Lebanese president says PM Hariri has been kidnapped

Michel Aoun urges KSA to explain why Hariri has not returned to Beirut


Agencies November 11, 2017
Saad al-Hariri is seen at the governmental palace in Beirut, Lebanon October 24, 2017. PHOTO: REUTERS

BEIRUT: Lebanon's president has told foreign ambassadors that the country's prime minister Saad al-Hariri, who resigned suddenly last week in Saudi Arabia, has been "kidnapped" and must have immunity, a senior Lebanese official told Reuters on Saturday.

President Michel Aoun has been convening high-level meetings with Lebanese politicians and foreign diplomats since Hariri resigned in a surprise broadcast from Saudi Arabia last week.

Aoun made the remark in a meeting on Friday, the official said.

Meanwhile, he has also urged the KSA to explain why Hariri had not returned to Beirut since his resignation.

"The obscurity surrounding the condition of PM Saad Hariri since his resignation a week ago means that all positions and actions declared by him or attributed to him do not reflect the truth," Aoun added.

"They are instead a result of the ambiguous and obscure conditions (under which) PM Hariri is living in the Kingdom of Saudi Arabia."

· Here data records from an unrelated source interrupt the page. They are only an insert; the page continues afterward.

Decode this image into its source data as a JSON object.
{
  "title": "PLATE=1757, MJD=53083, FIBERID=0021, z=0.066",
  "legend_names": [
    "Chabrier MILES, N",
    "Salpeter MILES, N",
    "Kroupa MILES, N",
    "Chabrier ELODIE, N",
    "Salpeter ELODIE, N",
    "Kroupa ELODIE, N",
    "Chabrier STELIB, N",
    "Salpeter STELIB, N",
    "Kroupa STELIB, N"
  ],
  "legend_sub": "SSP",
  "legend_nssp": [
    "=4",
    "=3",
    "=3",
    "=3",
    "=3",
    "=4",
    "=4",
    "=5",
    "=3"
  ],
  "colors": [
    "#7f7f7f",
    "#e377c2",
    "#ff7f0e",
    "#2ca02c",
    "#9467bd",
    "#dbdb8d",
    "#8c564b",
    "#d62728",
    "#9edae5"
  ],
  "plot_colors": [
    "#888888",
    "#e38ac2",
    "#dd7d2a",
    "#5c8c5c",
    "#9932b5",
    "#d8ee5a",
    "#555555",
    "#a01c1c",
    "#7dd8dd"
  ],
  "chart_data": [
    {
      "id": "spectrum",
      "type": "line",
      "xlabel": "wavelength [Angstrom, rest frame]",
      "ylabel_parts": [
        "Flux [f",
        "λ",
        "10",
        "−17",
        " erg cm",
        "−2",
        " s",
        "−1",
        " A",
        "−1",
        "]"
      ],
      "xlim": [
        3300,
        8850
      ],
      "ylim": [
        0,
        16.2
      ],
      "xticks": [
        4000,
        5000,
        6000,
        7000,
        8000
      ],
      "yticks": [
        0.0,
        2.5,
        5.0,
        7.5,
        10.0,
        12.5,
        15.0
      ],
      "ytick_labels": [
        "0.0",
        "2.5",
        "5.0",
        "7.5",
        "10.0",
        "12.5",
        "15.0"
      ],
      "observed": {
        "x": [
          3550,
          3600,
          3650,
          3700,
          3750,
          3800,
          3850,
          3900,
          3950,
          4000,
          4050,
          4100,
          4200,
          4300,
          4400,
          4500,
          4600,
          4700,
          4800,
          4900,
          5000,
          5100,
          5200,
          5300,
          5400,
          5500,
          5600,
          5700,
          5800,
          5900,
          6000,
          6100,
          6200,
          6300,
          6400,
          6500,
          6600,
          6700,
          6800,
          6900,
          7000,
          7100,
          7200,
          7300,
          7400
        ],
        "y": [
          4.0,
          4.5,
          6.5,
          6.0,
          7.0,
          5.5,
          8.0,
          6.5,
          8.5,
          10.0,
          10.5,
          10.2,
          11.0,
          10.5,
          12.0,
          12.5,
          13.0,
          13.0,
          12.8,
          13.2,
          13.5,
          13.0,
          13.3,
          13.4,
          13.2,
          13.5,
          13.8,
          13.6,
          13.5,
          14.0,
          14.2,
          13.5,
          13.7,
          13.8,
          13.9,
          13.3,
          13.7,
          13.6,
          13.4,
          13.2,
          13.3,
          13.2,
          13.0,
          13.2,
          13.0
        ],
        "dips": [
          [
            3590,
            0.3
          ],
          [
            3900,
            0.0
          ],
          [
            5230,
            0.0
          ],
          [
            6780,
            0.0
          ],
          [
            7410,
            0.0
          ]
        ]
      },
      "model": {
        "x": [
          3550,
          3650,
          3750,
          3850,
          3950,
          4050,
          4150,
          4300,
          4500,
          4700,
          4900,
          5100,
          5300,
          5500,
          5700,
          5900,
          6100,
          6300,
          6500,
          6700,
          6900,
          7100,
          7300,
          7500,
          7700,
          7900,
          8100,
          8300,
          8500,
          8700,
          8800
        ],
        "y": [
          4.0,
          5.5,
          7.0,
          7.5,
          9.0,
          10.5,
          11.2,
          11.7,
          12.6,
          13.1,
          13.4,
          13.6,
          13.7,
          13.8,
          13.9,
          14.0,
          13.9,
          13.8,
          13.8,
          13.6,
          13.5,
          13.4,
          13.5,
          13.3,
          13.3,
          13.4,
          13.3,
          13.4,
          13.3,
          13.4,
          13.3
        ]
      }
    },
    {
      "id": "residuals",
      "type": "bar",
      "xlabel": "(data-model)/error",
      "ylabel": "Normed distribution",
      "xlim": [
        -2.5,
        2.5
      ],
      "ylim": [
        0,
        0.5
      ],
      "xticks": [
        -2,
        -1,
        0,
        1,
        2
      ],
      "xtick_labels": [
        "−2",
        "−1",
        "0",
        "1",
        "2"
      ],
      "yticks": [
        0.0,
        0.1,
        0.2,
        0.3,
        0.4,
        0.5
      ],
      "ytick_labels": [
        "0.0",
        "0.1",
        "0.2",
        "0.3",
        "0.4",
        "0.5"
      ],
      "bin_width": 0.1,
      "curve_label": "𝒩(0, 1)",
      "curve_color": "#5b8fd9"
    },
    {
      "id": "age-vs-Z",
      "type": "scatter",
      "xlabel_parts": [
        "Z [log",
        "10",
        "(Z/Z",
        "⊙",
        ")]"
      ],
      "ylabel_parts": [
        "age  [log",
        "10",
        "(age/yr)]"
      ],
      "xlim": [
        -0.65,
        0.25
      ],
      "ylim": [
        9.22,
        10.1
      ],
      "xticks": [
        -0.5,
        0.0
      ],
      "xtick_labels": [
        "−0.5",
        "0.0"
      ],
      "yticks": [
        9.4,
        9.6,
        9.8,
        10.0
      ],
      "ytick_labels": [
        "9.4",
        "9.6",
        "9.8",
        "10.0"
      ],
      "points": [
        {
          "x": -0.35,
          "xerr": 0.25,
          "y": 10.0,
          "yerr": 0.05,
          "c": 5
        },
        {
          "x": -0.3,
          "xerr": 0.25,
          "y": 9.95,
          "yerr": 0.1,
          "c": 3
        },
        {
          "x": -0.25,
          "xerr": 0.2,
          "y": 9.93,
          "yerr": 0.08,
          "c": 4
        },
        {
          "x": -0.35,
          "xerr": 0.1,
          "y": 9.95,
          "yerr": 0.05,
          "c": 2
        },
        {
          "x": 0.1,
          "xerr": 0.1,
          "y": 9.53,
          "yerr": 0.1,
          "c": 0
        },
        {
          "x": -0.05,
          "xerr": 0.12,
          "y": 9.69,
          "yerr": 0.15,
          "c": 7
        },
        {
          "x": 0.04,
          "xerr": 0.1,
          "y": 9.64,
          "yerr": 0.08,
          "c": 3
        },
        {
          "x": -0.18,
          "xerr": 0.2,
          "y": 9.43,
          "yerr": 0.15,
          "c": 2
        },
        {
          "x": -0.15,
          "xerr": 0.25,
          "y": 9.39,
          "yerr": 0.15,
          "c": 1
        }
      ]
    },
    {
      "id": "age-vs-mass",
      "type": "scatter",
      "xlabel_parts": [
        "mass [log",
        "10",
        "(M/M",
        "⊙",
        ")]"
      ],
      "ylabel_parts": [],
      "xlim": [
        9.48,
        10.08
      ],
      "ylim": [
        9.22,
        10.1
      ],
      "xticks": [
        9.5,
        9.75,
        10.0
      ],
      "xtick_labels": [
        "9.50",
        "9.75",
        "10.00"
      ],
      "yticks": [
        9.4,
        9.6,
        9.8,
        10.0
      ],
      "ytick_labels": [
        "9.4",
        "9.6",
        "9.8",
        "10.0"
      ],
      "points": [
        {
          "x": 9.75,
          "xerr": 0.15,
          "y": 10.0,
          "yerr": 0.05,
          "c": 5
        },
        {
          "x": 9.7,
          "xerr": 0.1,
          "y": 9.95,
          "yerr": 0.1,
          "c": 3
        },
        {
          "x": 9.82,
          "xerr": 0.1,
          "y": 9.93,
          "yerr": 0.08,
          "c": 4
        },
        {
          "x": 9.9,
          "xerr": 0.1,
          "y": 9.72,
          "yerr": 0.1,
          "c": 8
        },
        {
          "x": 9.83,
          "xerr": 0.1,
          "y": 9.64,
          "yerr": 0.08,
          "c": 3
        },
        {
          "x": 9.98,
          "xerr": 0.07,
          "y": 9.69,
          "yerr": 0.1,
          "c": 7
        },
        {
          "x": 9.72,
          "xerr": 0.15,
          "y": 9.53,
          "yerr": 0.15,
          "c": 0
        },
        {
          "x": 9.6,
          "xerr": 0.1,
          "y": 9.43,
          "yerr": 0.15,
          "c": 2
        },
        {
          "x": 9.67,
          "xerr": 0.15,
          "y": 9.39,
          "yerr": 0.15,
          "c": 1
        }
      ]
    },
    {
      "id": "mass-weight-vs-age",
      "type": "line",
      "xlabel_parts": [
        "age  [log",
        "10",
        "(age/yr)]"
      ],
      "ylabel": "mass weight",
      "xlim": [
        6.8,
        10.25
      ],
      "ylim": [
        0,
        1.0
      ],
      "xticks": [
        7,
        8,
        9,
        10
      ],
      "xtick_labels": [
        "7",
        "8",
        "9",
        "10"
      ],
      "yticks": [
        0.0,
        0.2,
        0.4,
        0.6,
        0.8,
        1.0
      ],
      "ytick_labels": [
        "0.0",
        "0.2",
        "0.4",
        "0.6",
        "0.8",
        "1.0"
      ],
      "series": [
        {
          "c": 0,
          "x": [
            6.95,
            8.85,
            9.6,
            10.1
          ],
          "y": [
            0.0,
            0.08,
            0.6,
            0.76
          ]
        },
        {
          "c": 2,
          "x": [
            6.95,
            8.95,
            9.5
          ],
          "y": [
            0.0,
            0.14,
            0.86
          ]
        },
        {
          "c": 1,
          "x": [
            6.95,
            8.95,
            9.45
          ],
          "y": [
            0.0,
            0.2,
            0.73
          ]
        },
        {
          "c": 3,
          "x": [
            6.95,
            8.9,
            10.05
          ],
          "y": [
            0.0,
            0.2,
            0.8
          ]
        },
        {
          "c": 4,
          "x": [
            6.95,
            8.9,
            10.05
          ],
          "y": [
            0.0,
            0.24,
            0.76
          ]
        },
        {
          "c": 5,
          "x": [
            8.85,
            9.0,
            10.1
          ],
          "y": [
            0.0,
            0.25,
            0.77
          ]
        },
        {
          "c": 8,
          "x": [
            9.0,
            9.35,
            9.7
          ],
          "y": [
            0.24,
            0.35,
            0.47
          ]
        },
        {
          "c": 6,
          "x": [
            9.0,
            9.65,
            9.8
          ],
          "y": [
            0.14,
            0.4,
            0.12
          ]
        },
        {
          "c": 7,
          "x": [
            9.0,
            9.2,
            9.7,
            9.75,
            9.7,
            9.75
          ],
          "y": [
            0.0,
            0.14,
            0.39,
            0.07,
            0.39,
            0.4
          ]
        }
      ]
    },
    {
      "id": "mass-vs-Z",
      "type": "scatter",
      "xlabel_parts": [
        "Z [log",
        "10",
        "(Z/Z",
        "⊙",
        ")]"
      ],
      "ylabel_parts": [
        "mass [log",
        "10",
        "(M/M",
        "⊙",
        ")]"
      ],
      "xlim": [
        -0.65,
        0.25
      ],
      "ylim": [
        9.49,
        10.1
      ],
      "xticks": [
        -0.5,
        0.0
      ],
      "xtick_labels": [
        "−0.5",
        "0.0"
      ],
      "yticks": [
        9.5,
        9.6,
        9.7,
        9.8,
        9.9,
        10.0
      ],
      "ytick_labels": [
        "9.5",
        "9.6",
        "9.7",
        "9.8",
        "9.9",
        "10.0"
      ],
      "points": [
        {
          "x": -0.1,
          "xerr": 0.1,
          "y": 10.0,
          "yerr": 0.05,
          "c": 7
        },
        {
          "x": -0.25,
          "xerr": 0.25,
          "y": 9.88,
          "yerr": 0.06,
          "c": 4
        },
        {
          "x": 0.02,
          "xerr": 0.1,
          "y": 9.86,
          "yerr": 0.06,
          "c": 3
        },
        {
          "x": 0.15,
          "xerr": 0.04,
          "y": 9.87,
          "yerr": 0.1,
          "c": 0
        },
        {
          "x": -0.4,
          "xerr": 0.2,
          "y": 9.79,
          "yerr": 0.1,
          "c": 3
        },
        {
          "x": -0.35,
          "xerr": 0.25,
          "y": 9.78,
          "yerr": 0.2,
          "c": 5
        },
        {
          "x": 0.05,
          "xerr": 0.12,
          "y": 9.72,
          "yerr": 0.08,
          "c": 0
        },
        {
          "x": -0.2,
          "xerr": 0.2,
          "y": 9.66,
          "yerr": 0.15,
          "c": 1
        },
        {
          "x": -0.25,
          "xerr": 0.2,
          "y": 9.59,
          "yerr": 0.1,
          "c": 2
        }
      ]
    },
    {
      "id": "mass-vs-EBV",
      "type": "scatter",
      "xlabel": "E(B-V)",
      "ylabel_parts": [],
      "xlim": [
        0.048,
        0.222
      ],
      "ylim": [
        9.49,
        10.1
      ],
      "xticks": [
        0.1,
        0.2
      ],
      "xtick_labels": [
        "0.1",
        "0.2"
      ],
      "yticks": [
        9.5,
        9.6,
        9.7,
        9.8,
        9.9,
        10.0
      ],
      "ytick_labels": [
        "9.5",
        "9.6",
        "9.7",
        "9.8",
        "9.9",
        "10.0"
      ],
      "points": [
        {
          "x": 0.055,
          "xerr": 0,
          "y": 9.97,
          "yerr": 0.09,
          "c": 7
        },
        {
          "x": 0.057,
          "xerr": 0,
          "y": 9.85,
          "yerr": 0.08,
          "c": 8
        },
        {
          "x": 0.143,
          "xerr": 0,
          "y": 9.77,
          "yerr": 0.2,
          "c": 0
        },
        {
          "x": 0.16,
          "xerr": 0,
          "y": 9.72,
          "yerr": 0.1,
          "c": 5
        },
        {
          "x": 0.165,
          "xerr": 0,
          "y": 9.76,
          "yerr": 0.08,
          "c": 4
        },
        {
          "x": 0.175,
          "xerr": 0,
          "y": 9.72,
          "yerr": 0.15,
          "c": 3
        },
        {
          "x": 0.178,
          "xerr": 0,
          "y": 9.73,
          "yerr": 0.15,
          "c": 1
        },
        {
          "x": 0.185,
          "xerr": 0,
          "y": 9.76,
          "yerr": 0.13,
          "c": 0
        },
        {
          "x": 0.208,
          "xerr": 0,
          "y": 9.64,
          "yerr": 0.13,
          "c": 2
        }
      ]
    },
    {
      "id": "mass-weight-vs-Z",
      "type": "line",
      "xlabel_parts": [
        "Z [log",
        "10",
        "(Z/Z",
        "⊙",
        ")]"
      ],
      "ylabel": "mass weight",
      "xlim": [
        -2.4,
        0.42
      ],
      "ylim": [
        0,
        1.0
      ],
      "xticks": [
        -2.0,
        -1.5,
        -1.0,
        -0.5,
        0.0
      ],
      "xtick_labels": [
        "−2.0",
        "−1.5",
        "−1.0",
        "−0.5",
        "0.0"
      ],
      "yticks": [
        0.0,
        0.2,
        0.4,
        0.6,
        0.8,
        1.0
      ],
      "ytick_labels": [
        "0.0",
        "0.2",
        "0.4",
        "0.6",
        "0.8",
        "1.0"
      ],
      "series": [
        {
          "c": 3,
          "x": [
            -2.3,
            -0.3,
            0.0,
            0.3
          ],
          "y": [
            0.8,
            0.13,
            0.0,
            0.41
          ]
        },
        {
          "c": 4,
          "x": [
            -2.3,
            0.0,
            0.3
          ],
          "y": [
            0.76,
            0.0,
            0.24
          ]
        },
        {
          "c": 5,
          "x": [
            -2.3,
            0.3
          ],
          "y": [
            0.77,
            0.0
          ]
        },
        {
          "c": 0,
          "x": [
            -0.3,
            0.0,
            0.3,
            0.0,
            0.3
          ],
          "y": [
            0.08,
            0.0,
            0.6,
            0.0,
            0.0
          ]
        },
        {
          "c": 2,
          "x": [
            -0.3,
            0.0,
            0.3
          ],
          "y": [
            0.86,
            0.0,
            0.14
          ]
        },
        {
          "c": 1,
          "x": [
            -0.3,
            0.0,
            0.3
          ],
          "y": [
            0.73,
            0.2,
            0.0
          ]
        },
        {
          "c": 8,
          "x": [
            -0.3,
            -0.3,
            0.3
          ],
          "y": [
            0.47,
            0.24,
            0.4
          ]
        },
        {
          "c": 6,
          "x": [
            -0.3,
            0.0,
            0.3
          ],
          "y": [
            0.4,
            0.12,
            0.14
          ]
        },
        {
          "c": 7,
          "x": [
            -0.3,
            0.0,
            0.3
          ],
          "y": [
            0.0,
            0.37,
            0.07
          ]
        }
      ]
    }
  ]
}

Aoun has yet to formally accept Hariri's resignation and has criticised the circumstances surrounding it as "unacceptable".

Lebanese president says PM Hariri has been kidnapped

In his shock announcement, Hariri accused Iran and its Lebanese ally Hezbollah of taking over his country and destabilising the broader region, saying he feared for his life.

His statement prompted fears that Lebanon - dominated by rival camps led by Hariri and Hezbollah - would be caught up in spiralling tensions between Riyadh and Tehran.

"The head of the Lebanese government is detained in Saudi Arabia, he is banned from returning to Lebanon until now," Hezbollah chief Hassan Nasrallah said in a televised address Friday.

Members of Hariri's own Al-Moustaqbal (Future) party said they had no information on his fate.

And Lebanese Foreign Minister Gebran Bassil announced on Friday that he was launching a "diplomatic campaign to bring back the head of our government of his own free will".

Even world powers have appealed for calm and freedom of movement for Hariri.

US Secretary of State Rex Tillerson on Friday described Hariri as "a strong partner" and warned against "any party, within or outside Lebanon, using Lebanon as a venue for proxy conflicts or in any manner contributing to instability in that country".

On Friday, a spokesperson for France's foreign ministry said: "We wish Mr Saad Hariri to have all his freedom of movement and to be fully able to play the essential role that is his in Lebanon."